In the Voice, Melissa Anderson notes that this is "the first animated feature to be entirely hand-drawn and painted using paperless computer technology. Flat is beautiful: The Fierlingers' simple 2D design is an excellent match for the author's pithy observations and abhorrence of the mawkish." More from Simon Abrams (New York Press), David Edelstein (New York), Stephen Holden (New York Times), Benjamin Mercer (L), Lisa Rosman (Time Out New York), Ella Taylor (NPR), Michael Tully (Hammer to Nail), James van Maanen and Armond White (New York Press). John Anderson profiles the Fierlingers for the NYT. My Dog Tulip opens for a two-week run at New York's Film Forum.

Speaking of the NYT, back in June, Dave Kehr reported on the discovery of "a trove of long-lost American films recently found in the New Zealand Film Archive." One of those finds is John Ford's Upstream (1927), which sees a second premiere of sorts at the Samuel Goldwyn Theater in Los Angeles this evening. Dave Kehr: "Although Ford was already famous as a director of epic westerns like The Iron Horse (1925) and Three Bad Men (1926), Upstream appears to be his first film reflecting the influence of the German director FW Murnau, who had arrived at Ford's studio, Fox, in 1926 to begin work on his American masterpiece, Sunrise. From Murnau, Ford learned the use of forced perspectives and chiaroscuro lighting, techniques Ford would use to complement his own more direct, naturalistic style." Update: "Upstream is being touted as a late-'26, Murnau-influenced production, but having seen the film, I'm hard pressed to make a very strong case for that," decides Doug Cummings: "Firstly, it's a light drama with a lot of humor, so it doesn't afford a lot of opportunities for brooding cinematography.... [B]y and large, the film feels like a polished but fairly typical studio drama... an entertaining film with charming performances, good timing, and breezy humor." Update, 9/3: The Los Angeles Times' Susan King reports on the screening before the SRO crowd: "More than 80 years after its original premiere, the movie still provoked frequent laughs from the appreciative audience. At the finale, there was thunderous applause."

"Long after its 1935–51 theatrical life, The March of Time short-subject series remained the parodic model for naive Chamber of Commerce–style ballyhoo," writes Nicolas Rapold for Artforum. "But on its 75th anniversary, these ephemera remain compulsively watchable beyond camp anachronism.... The loosely grouped selections screening at the Museum of Modern Art (joined by a marathon on Turner Classic Movies) show that this 'new kind of pictorial journalism' reflected a version of the world back to America with a facility and a plenitude that anticipated television, ranging across Lead Belly, Palestine, bootleg coal, auto safety, World War II crises, 'arson squads in action,' beauty regimes, strikebreaking, and, of course, 'dogs for sale.'"

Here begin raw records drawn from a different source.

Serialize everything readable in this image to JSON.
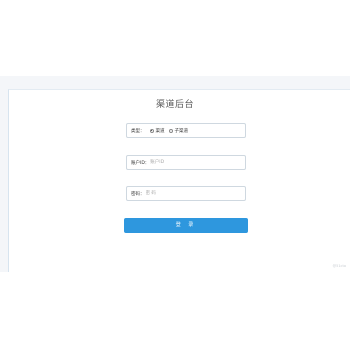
{
  "panel": {
    "title": "渠道后台"
  },
  "form": {
    "type_label": "类型：",
    "type_options": [
      {
        "label": "渠道",
        "checked": true
      },
      {
        "label": "子渠道",
        "checked": false
      }
    ],
    "account_label": "账户ID：",
    "account_placeholder": "账户ID",
    "password_label": "密码：",
    "password_placeholder": "密 码",
    "login_label": "登 录"
  },
  "watermark": {
    "text": "@51cto"
  },
  "colors": {
    "button": "#2e97de",
    "background": "#f4f6f9"
  }
}
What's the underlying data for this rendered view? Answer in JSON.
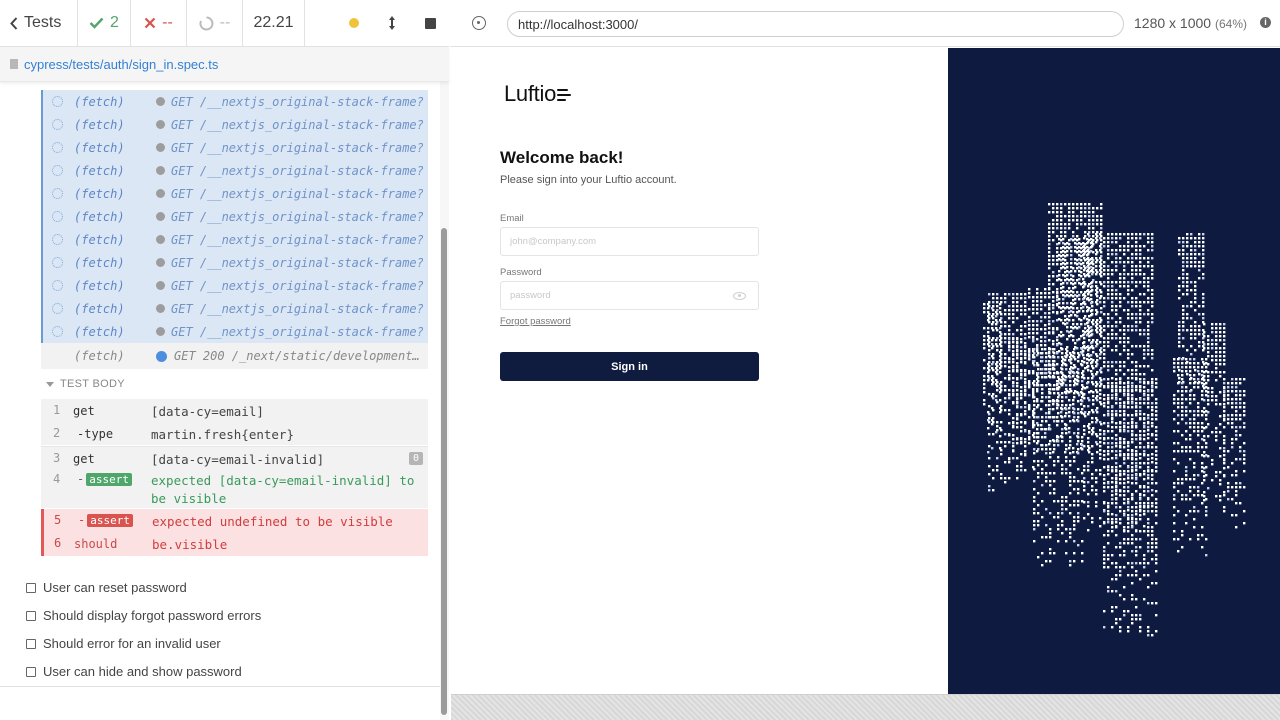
{
  "reporter": {
    "back_label": "Tests",
    "passed_count": "2",
    "failed_count": "--",
    "pending_count": "--",
    "duration": "22.21",
    "spec_path": "cypress/tests/auth/sign_in.spec.ts",
    "requests": [
      {
        "name": "(fetch)",
        "message": "GET /__nextjs_original-stack-frame?isSer…"
      },
      {
        "name": "(fetch)",
        "message": "GET /__nextjs_original-stack-frame?isSer…"
      },
      {
        "name": "(fetch)",
        "message": "GET /__nextjs_original-stack-frame?isSer…"
      },
      {
        "name": "(fetch)",
        "message": "GET /__nextjs_original-stack-frame?isSer…"
      },
      {
        "name": "(fetch)",
        "message": "GET /__nextjs_original-stack-frame?isSer…"
      },
      {
        "name": "(fetch)",
        "message": "GET /__nextjs_original-stack-frame?isSer…"
      },
      {
        "name": "(fetch)",
        "message": "GET /__nextjs_original-stack-frame?isSer…"
      },
      {
        "name": "(fetch)",
        "message": "GET /__nextjs_original-stack-frame?isSer…"
      },
      {
        "name": "(fetch)",
        "message": "GET /__nextjs_original-stack-frame?isSer…"
      },
      {
        "name": "(fetch)",
        "message": "GET /__nextjs_original-stack-frame?isSer…"
      },
      {
        "name": "(fetch)",
        "message": "GET /__nextjs_original-stack-frame?isSer…"
      }
    ],
    "done_request": {
      "name": "(fetch)",
      "message": "GET 200 /_next/static/development…"
    },
    "test_body_label": "TEST BODY",
    "commands": [
      {
        "num": "1",
        "cmd": "get",
        "msg": "[data-cy=email]"
      },
      {
        "num": "2",
        "cmd": "-type",
        "msg": "martin.fresh{enter}"
      },
      {
        "num": "3",
        "cmd": "get",
        "msg": "[data-cy=email-invalid]",
        "badge": "0"
      },
      {
        "num": "4",
        "cmd_prefix": "-",
        "cmd": "assert",
        "msg": "expected [data-cy=email-invalid] to\nbe visible"
      },
      {
        "num": "5",
        "cmd_prefix": "-",
        "cmd": "assert",
        "msg": "expected undefined to be visible"
      },
      {
        "num": "6",
        "cmd": "should",
        "msg": "be.visible"
      }
    ],
    "pending_tests": [
      "User can reset password",
      "Should display forgot password errors",
      "Should error for an invalid user",
      "User can hide and show password"
    ]
  },
  "aut": {
    "url": "http://localhost:3000/",
    "viewport": "1280 x 1000",
    "scale": "(64%)",
    "info": "i"
  },
  "app": {
    "logo": "Luftio",
    "heading": "Welcome back!",
    "subheading": "Please sign into your Luftio account.",
    "email_label": "Email",
    "email_placeholder": "john@company.com",
    "password_label": "Password",
    "password_placeholder": "password",
    "forgot_link": "Forgot password",
    "signin_label": "Sign in"
  },
  "colors": {
    "brand_navy": "#0e1a3f",
    "pass_green": "#4fa66b",
    "fail_red": "#d9534f",
    "link_blue": "#3380d4"
  }
}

In the Voice, Nick Pinkerton notes that the series puts on display "the genius of director Louis de Rochemont, an independent filmmaker and cameraman who brought to the newsreel form — up until that time, collages of stock images and stilted interviews explained by a nattering narrator — a new level of dynamism and verisimilitude.... 1943's Show Business at War boasted that Goebbels's crudities didn't have a chance against the combined Hollywood might of Darryl Zanuck, Walt Disney, John Ford... and, implicitly, de Rochemont."

Update, 9/3: Neil Genzlinger in the NYT: "It often tackled subjects and themes that audiences weren’t used to seeing — foreign affairs, social trends, public-health issues — and did so with a combination of panache and subterfuge that today seems either absurd or visionary."



Via Catherine Grant comes word of the British Film Institute's channel on Dailymotion, where one can watch, for free, films by the likes of Terence Davies, Derek Jarman, Patrick Keiller and the Brothers Quay.

Moving Image Source is presenting B Kite's work in progress, American: Exhibits from the C.F. Kane Museum, "projected to be a six-part investigation into the work, life, and myths of Orson Welles." Do make time for it. If my recommendation isn't enough, scan the enthusiastic comments posted here when The Notebook presented the work last summer.